Interstate Transport
Despite the considerable stress that transport causes, farmed animals are typically moved several times during their lives, often over large distances. It is standard practice for animals, once weaned, to be moved from "growing areas" to "finishing areas" for further fattening, and then be moved again to the slaughter plant.
Pigs often endure journeys of thousands of miles in their brief lives. They are frequently shipped from farrowing operations in North Carolina to nursery or grower/finisher facilities in Iowa, where they are fed to market weights, then moved again to California for slaughter. This unfortunate trend appears to be escalating; the number of hogs crossing state lines increased from 30 million in 1970 to 50 million in 2001.

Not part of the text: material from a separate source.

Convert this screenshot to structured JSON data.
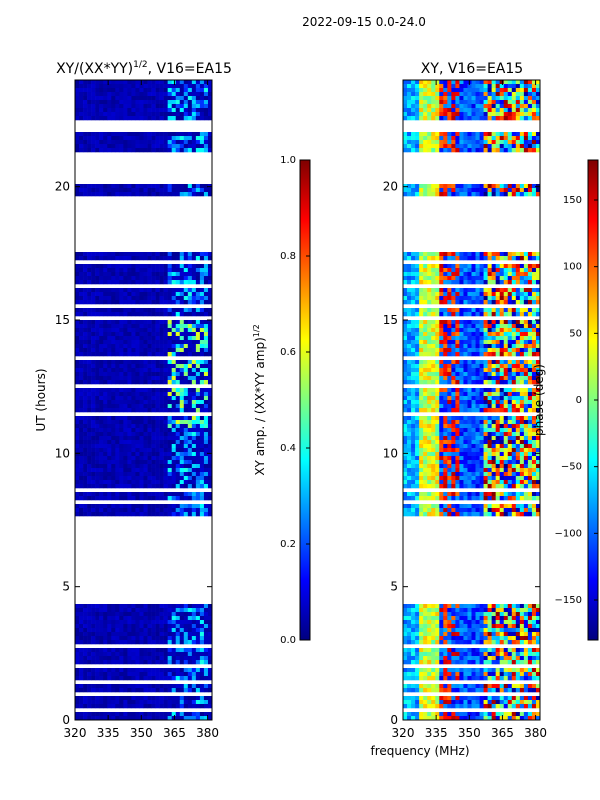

The toll transport takes on animals is great. Pigs are particularly sensitive to transport stress; many pigs arrive injured or dead at the slaughterhouse. Each year, approximately 80,000 hogs die during the transit process. It has also been estimated that, annually, about 82,000 pigs taken to market in the U.S. arrive "fatigued" — out of breath and unable to get off the truck on their own.
The situation is similar for cattle. For example, in the fall, soon after weaning, beef calves from California to Colorado are transported to the Plains states to graze on cool-season pastures and then on to summer pastures or feedlots. In some cases, calves are sent directly to the feedlot. For about four months at the feedlot, cattle are fed high-energy rations of grain, silage, hay, and/or protein supplements — including the rendered by-products of other animals such as pigs and chickens — before being transported to auctions or directly to the slaughterhouse.
Cattle can become stressed, injured, and exposed to disease during transport and movement through auctions. In the U.S., it is estimated that 1 percent of feedlot cattle die as a consequence of transport stress. One study estimates that for every 1,000 cattle entering feedlots, 12 die.
Nearly all farmed animals are transported to slaughter at some point in their lives; as numerous studies have shown, this is the form of transport accompanied by the most welfare problems. It is tragic to realize that the last journey a farmed animal takes is usually the worst ride of his or her life.